1. Apa perbedaan utama antara ITSM dan ITIL®?
ITSM adalah praktik untuk merancang, menyediakan, mengelola, dan meningkatkan layanan IT. Pendekatan ini mencakup berbagai aktivitas, mulai dari penanganan insiden hingga pengelolaan aset IT.
ITIL®, yang dimiliki dan dikelola oleh PeopleCert, adalah framework terstruktur berisi praktik terbaik dalam ekosistem ITSM. Framework ini membantu organisasi menerapkan ITSM secara konsisten dan efektif.
- ITSM: Praktik yang digunakan organisasi untuk merencanakan, merancang, menjalankan, dan meningkatkan layanan IT.
- ITIL: Salah satu panduan yang dapat digunakan organisasi untuk menerapkan ITSM dengan baik.
2. Apa itu framework ITSM dan bagaimana penggunaannya?
Framework ITSM adalah kumpulan praktik terbaik yang terstruktur untuk membantu organisasi merancang dan menjalankan layanan IT secara efektif.

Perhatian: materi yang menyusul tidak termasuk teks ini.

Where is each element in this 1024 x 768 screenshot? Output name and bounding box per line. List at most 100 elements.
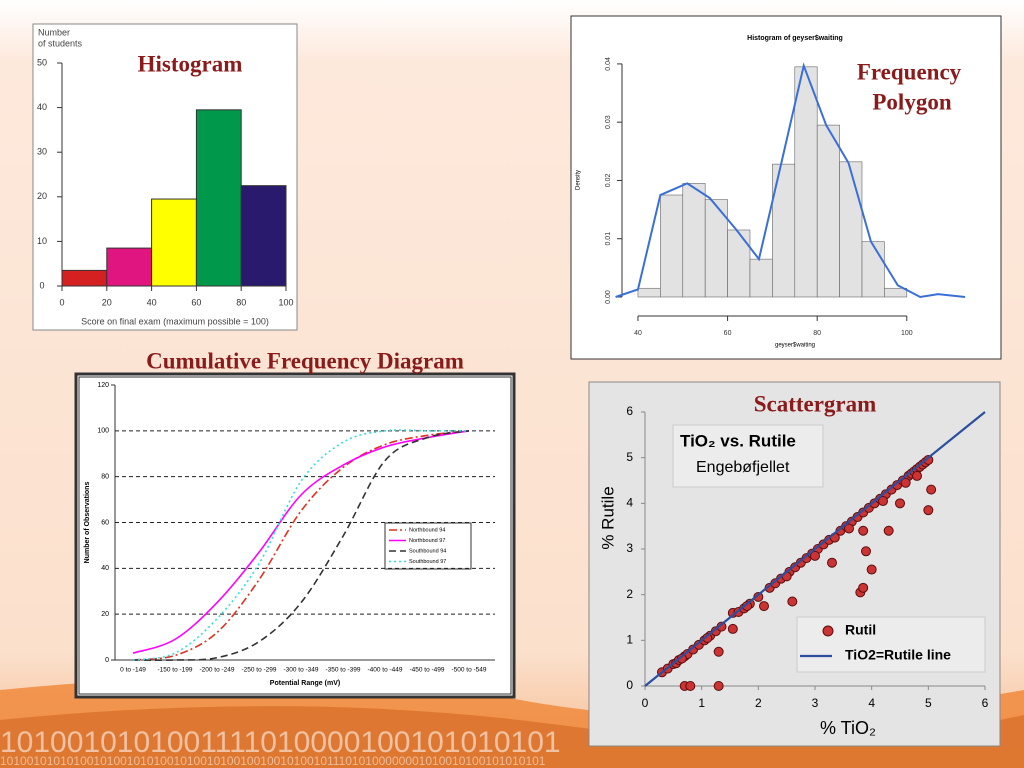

Beberapa framework yang paling banyak digunakan antara lain:
- ITIL: Panduan komprehensif untuk operasional service management
- COBIT: Framework untuk tata kelola dan pengendalian IT
- ISO/IEC 20000: Standar sertifikasi kualitas ITSM
- DevOps: Pendekatan budaya dan automasi untuk mempercepat delivery layanan.

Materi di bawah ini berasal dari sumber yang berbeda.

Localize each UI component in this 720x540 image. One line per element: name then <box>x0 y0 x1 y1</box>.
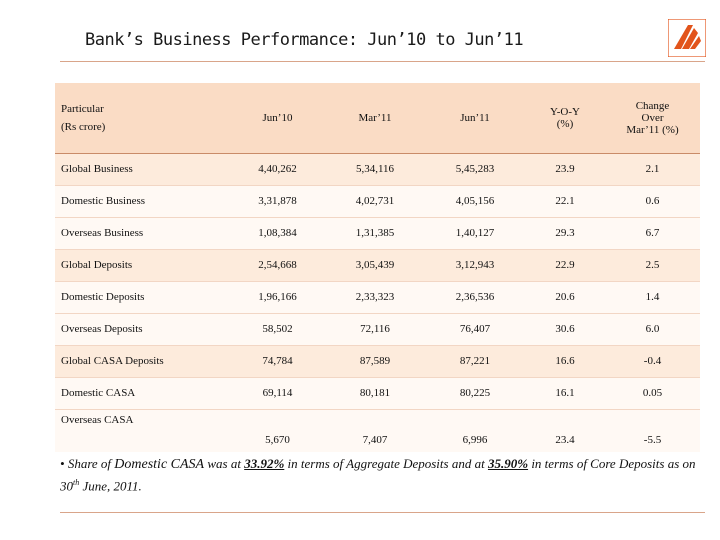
row-label: Overseas Business <box>55 216 230 249</box>
cell-jun11: 6,996 <box>425 408 525 452</box>
table-row: Overseas Deposits 58,502 72,116 76,407 3… <box>55 312 700 345</box>
table-row: Global Deposits 2,54,668 3,05,439 3,12,9… <box>55 248 700 281</box>
cell-yoy: 23.4 <box>525 408 605 452</box>
header-particular-label: Particular <box>61 102 104 115</box>
cell-change: 0.05 <box>605 376 700 409</box>
footer-rule <box>60 512 705 513</box>
row-label: Global Business <box>61 163 133 175</box>
cell-change: -5.5 <box>605 408 700 452</box>
table-row: Overseas Business 1,08,384 1,31,385 1,40… <box>55 216 700 249</box>
cell-jun10: 69,114 <box>230 376 325 409</box>
cell-yoy: 16.1 <box>525 376 605 409</box>
cell-jun11: 3,12,943 <box>425 248 525 281</box>
header-mar11: Mar’11 <box>325 83 425 154</box>
cell-yoy: 16.6 <box>525 344 605 377</box>
footnote-bullet: • <box>60 456 65 471</box>
cell-jun10: 4,40,262 <box>258 163 297 175</box>
cell-yoy: 29.3 <box>525 216 605 249</box>
cell-change: 1.4 <box>605 280 700 313</box>
cell-mar11: 3,05,439 <box>325 248 425 281</box>
cell-jun11: 4,05,156 <box>425 184 525 217</box>
cell-jun11: 80,225 <box>425 376 525 409</box>
footnote-text-5: June, 2011. <box>82 478 142 494</box>
header-change-line2: Over <box>641 111 664 124</box>
cell-jun11: 87,221 <box>425 344 525 377</box>
cell-jun10: 1,08,384 <box>230 216 325 249</box>
footnote-value-aggregate: 33.92% <box>244 456 285 471</box>
cell-mar11: 80,181 <box>325 376 425 409</box>
header-yoy-line1: Y-O-Y <box>550 105 580 118</box>
table-row: Domestic Business 3,31,878 4,02,731 4,05… <box>55 184 700 217</box>
cell-jun11: 1,40,127 <box>425 216 525 249</box>
header-yoy: Y-O-Y (%) <box>525 83 605 154</box>
cell-jun10: 58,502 <box>230 312 325 345</box>
table-row: Global CASA Deposits 74,784 87,589 87,22… <box>55 344 700 377</box>
row-label: Domestic CASA <box>55 376 230 409</box>
cell-yoy: 22.1 <box>525 184 605 217</box>
cell-mar11: 1,31,385 <box>325 216 425 249</box>
page-title: Bank’s Business Performance: Jun’10 to J… <box>85 30 524 50</box>
cell-jun11: 2,36,536 <box>425 280 525 313</box>
footnote-value-core: 35.90% <box>487 456 529 471</box>
header-yoy-line2: (%) <box>556 117 574 130</box>
table-row: Global Business 4,40,262 5,34,116 5,45,2… <box>55 153 700 185</box>
table-row: Domestic CASA 69,114 80,181 80,225 16.1 … <box>55 376 700 409</box>
row-label: Global CASA Deposits <box>55 344 230 377</box>
footnote-text-4: in terms of Core Deposits as on 30 <box>60 456 696 494</box>
footnote-text-2: was at <box>207 456 241 471</box>
cell-jun10: 3,31,878 <box>230 184 325 217</box>
header-particular: Particular (Rs crore) <box>55 83 230 154</box>
header-jun10: Jun’10 <box>230 83 325 154</box>
cell-yoy: 20.6 <box>525 280 605 313</box>
table-row: Overseas CASA 5,670 7,407 6,996 23.4 -5.… <box>55 408 700 452</box>
cell-change: 2.5 <box>605 248 700 281</box>
header-jun11: Jun’11 <box>425 83 525 154</box>
cell-jun10: 5,670 <box>230 408 325 452</box>
row-label: Domestic Business <box>55 184 230 217</box>
cell-change: 2.1 <box>645 163 660 175</box>
cell-jun11: 5,45,283 <box>455 163 495 175</box>
cell-change: 6.7 <box>605 216 700 249</box>
table-header-row: Particular (Rs crore) Jun’10 Mar’11 Jun’… <box>55 83 700 154</box>
cell-change: 6.0 <box>605 312 700 345</box>
footnote: • Share of Domestic CASA was at 33.92% i… <box>60 455 700 495</box>
header-change-line3: Mar’11 (%) <box>626 123 679 136</box>
cell-mar11: 87,589 <box>325 344 425 377</box>
cell-mar11: 5,34,116 <box>355 163 395 175</box>
cell-jun10: 1,96,166 <box>230 280 325 313</box>
footnote-domestic-casa: Domestic CASA <box>114 457 205 472</box>
row-label: Global Deposits <box>55 248 230 281</box>
header-change: Change Over Mar’11 (%) <box>605 83 700 154</box>
cell-mar11: 72,116 <box>325 312 425 345</box>
performance-table: Particular (Rs crore) Jun’10 Mar’11 Jun’… <box>55 83 700 452</box>
cell-mar11: 7,407 <box>325 408 425 452</box>
cell-yoy: 22.9 <box>525 248 605 281</box>
cell-mar11: 2,33,323 <box>325 280 425 313</box>
header-unit-label: (Rs crore) <box>61 120 106 133</box>
footnote-text-1: Share of <box>67 456 112 471</box>
cell-yoy: 30.6 <box>525 312 605 345</box>
footnote-text-3: in terms of Aggregate Deposits and at <box>287 456 485 471</box>
cell-mar11: 4,02,731 <box>325 184 425 217</box>
footnote-superscript: th <box>73 478 80 487</box>
cell-change: 0.6 <box>605 184 700 217</box>
cell-jun10: 2,54,668 <box>230 248 325 281</box>
cell-change: -0.4 <box>605 344 700 377</box>
row-label: Domestic Deposits <box>55 280 230 313</box>
bank-logo-icon <box>668 19 706 57</box>
title-rule <box>60 61 705 62</box>
row-label: Overseas CASA <box>55 408 230 452</box>
cell-jun11: 76,407 <box>425 312 525 345</box>
table-row: Domestic Deposits 1,96,166 2,33,323 2,36… <box>55 280 700 313</box>
cell-yoy: 23.9 <box>555 163 575 175</box>
row-label: Overseas Deposits <box>55 312 230 345</box>
cell-jun10: 74,784 <box>230 344 325 377</box>
header-change-line1: Change <box>635 99 670 112</box>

Organisasi menggunakan framework-framework ini untuk menstandarkan proses, memastikan compliance, serta membangun pemahaman yang sama antar tim dalam mengelola layanan IT.

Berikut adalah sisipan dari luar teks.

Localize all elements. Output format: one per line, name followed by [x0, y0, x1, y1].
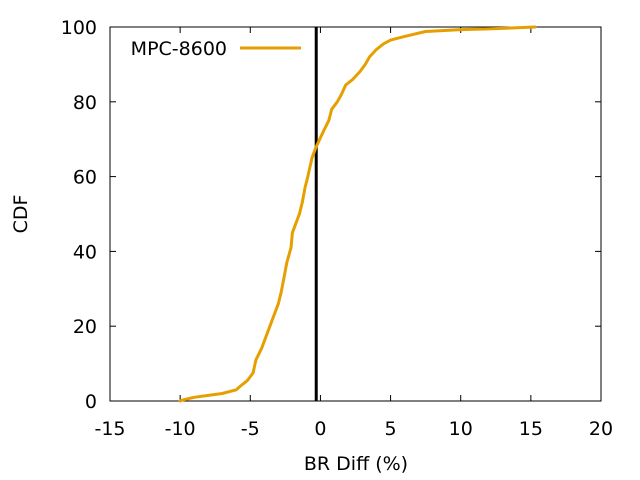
y-tick-label: 40: [73, 241, 97, 263]
y-axis-title: CDF: [10, 195, 32, 234]
tick-labels: -15 -10 -5 0 5 10 15 20 0 20 40 60 80 100: [61, 17, 613, 440]
x-tick-label: -15: [94, 418, 125, 440]
x-tick-label: -5: [241, 418, 260, 440]
plot-frame: [109, 26, 602, 402]
series-line: [178, 25, 537, 403]
x-tick-label: 20: [589, 418, 613, 440]
x-axis-title: BR Diff (%): [304, 453, 408, 475]
x-tick-label: 10: [449, 418, 473, 440]
series-layer: [178, 25, 537, 403]
y-tick-label: 100: [61, 17, 97, 39]
y-tick-label: 20: [73, 316, 97, 338]
tick-marks: [109, 26, 602, 402]
x-tick-label: -10: [165, 418, 196, 440]
x-tick-label: 0: [314, 418, 326, 440]
x-tick-label: 15: [519, 418, 543, 440]
legend-label: MPC-8600: [131, 38, 227, 60]
x-tick-label: 5: [385, 418, 397, 440]
y-tick-label: 0: [85, 391, 97, 413]
legend: MPC-8600: [131, 38, 301, 60]
y-tick-label: 60: [73, 167, 97, 189]
y-tick-label: 80: [73, 92, 97, 114]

3. Apakah ITSM dapat meningkatkan efisiensi organisasi?
Iya. ITSM meningkatkan efisiensi dengan:
- Membuat standar workflow seperti proses onboarding karyawan untuk mengurangi perpindahan tugas antartim dan mempercepat waktu penyelesaian, sehingga karyawan baru dapat mulai bekerja lebih cepat.
- Mengotomatiskan tugas rutin seperti triaging tiket, routing, atau proses persetujuan untuk mempercepat respons dan penyelesaian masalah.
- Mengidentifikasi tren lebih awal, misalnya tiket yang melanggar SLA atau masalah yang sering berulang, melalui dashboard dan laporan.
- Meningkatkan kolaborasi antartim serta konsistensi layanan melalui service catalog dan workflow yang terstruktur.
- Mengurangi downtime yang tidak terduga melalui praktik change management dan problem management yang terstruktur.
Jika diterapkan dengan baik, ITSM dapat mengubah peran IT dari sekadar fungsi reaktif menjadi layanan yang lebih terstruktur, dapat diprediksi, dan memberikan nilai nyata bagi bisnis.
4. Bagaimana AI bekerja dalam ITSM?
AI meningkatkan ITSM dengan menganalisis insiden, mengotomatiskan workflow yang kompleks, serta membantu pengambilan keputusan. AI modern (seperti agentic AI) mampu memahami konteks, memprediksi hasil, dan menjalankan tindakan secara mandiri. Hal ini membantu mengubah operasional IT yang sebelumnya reaktif menjadi layanan yang lebih proaktif dan berorientasi pada nilai bisnis. Beberapa penerapan AI dalam ITSM antara lain:
- Conversational virtual agent yang dapat menyelesaikan masalah rutin secara instan melalui antarmuka berbasis LLM.
- Generative AI untuk merangkum tiket, memberikan rekomendasi solusi, serta membuat artikel knowledge base.
- Predictive analytic untuk triaging dan routing tiket secara cerdas, serta memprediksi potensi insiden atau risiko perubahan sistem.
- Sentiment analysis untuk memahami pengalaman dan kepuasan pengguna terhadap layanan IT.